Penitenciária Estadual Dr. Francisco Nogueira Fernandes (Alcaçuz)
Sindppen aponta escala com 14 servidores para gerir 1,7 mil presos e pede suspensão de visitas; secretaria refuta dados, aponta concurso público e compra de coletes
Publicado 12 de agosto de 2026 às 08:49
Um embate institucional sobre as condições de segurança e o quantitativo de pessoal na Penitenciária Estadual de Alcaçuz, em Nísia Floresta, opõe o Sindicato dos Policiais Penais do Rio Grande do Norte (Sindppen-RN) e a Secretaria de Estado da Administração Penitenciária (Seap-RN). A representação sindical formalizou uma denúncia na Justiça apontando déficit severo de servidores e solicitando a suspensão temporária das visitas, enquanto a direção da unidade prisional e a pasta do Executivo refutam as informações apresentadas e asseguram a manutenção da rotina de controle no complexo.
Em ofício encaminhado à 1ª Vara Regional de Execução Penal, o Sindppen-RN alegou que Alcaçuz opera com uma média diária de apenas 14 policiais penais na escala de plantão para custodiar 1.796 internos distribuídos em quatro pavilhões — o que corresponderia a uma média de um agente para cada 128 detentos. A presidente do sindicato, Vilma Batista, afirmou que o baixo contingente inviabiliza as vistorias necessárias, levou ao cancelamento de visitas no Pavilhão 4 e colaborou para a fuga recente de 11 presos, ocorrida no dia 31 de julho, alegando que a cela correspondente permaneceu sete dias sem revista.
Denúncias de falhas estruturais e equipamentos
O sindicato também apontou falhas técnicas na infraestrutura de vigilância de Alcaçuz. Segundo o documento da entidade, o monitoramento eletrônico do Pavilhão 1 está inoperante e todas as guaritas externas permanecem desativadas, o que reduziria a segurança do perímetro. Vilma Batista afirmou que a categoria trabalha com coletes balísticos e materiais de menor potencial ofensivo vencidos e que o sistema de monitoramento por reconhecimento facial e sensores de Alcaçuz está desligado devido à falta de internet adequada na unidade.
Diante desse cenário, o Sindppen requereu à Justiça a suspensão das visitas sociais por dez dias, visando forçar a construção de um plano emergencial de segurança entre o governo estadual e os servidores. Caso as negociações não avancem, o sindicato cogita a possibilidade de paralisação das atividades.

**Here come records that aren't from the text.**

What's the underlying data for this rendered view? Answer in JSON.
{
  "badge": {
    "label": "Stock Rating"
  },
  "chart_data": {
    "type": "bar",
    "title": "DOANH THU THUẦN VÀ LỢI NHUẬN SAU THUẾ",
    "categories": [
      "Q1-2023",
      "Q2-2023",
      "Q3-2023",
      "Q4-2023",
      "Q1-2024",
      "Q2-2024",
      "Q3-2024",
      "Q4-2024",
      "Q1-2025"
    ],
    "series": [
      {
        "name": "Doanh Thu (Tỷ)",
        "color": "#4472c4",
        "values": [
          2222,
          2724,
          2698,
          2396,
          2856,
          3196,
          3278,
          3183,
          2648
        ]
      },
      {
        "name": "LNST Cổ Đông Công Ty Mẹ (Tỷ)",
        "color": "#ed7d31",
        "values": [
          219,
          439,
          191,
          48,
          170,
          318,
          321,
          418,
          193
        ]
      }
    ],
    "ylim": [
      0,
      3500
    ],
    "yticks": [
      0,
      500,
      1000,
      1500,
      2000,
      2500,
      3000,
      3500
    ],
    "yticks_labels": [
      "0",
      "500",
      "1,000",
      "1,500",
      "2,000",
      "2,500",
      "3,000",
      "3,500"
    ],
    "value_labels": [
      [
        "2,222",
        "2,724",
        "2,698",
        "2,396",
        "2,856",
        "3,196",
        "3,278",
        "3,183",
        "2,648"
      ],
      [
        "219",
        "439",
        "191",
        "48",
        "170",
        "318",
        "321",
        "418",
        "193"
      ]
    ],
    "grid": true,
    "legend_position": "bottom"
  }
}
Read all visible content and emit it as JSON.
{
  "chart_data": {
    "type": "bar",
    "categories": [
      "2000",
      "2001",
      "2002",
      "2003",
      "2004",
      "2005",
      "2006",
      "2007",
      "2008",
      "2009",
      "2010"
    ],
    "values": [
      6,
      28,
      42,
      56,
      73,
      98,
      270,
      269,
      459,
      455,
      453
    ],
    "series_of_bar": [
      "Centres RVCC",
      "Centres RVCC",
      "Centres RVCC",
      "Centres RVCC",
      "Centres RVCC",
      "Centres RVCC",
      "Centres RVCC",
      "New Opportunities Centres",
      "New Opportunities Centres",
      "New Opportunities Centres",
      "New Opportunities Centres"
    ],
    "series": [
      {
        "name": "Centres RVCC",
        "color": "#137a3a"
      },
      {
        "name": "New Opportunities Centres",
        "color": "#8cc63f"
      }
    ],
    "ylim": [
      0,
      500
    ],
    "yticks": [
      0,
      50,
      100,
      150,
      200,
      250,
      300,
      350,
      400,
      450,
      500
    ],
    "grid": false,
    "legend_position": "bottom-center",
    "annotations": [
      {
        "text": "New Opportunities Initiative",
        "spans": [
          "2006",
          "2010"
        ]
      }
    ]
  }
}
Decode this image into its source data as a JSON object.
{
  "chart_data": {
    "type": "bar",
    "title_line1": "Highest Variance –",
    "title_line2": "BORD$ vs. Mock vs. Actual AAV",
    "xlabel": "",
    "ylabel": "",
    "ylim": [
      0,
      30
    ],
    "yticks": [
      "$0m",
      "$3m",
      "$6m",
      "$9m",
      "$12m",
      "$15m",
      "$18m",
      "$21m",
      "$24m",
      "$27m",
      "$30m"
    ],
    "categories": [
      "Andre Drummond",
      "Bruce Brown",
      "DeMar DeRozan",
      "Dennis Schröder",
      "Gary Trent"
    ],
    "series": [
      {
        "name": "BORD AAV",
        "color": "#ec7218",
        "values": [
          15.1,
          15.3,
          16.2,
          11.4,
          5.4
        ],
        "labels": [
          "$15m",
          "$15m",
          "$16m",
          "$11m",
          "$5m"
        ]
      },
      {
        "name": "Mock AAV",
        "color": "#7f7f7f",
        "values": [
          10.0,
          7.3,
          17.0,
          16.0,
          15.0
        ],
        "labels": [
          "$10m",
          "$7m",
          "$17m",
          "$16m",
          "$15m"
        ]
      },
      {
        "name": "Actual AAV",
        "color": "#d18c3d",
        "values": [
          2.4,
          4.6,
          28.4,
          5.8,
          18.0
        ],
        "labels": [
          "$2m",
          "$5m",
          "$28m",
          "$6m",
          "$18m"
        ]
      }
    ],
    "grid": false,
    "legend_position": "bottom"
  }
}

Seap nega acusações e detalha investimentos
A Seap-RN e o diretor de Alcaçuz, o policial penal Vitor Albuquerque, rebateram as denúncias do sindicato. Albuquerque negou que o efetivo diário seja de 14 agentes, afirmando que o número real é superior e respaldado por relatórios diários de escala, mantendo o dado exato em sigilo por razões de segurança. A pasta estadual também rechaçou a alegação de que as celas estivessem sem revistas preventivas, sustentando que o complexo mantém rotina de rondas e inspeções diárias, embora prefira omitir a periodicidade dos atos para não comprometer as estratégias de prevenção.
Sobre as condições de trabalho, a Seap informou ter investido mais de R$ 1,8 milhão na aquisição de novos coletes balísticos para todo o efetivo da Polícia Penal, com entrega prevista para o próximo mês. No entanto, a secretaria justificou que uma verba de R$ 5,2 milhões destinada a novos uniformes foi inviabilizada após alterações legislativas defendidas pelo próprio sindicato. A pasta destacou ainda que um novo concurso público com 200 vagas imediatas e cadastro de reserva está em andamento, com provas marcadas para setembro, visando recompor o quadro da Polícia Penal do Rio Grande do Norte.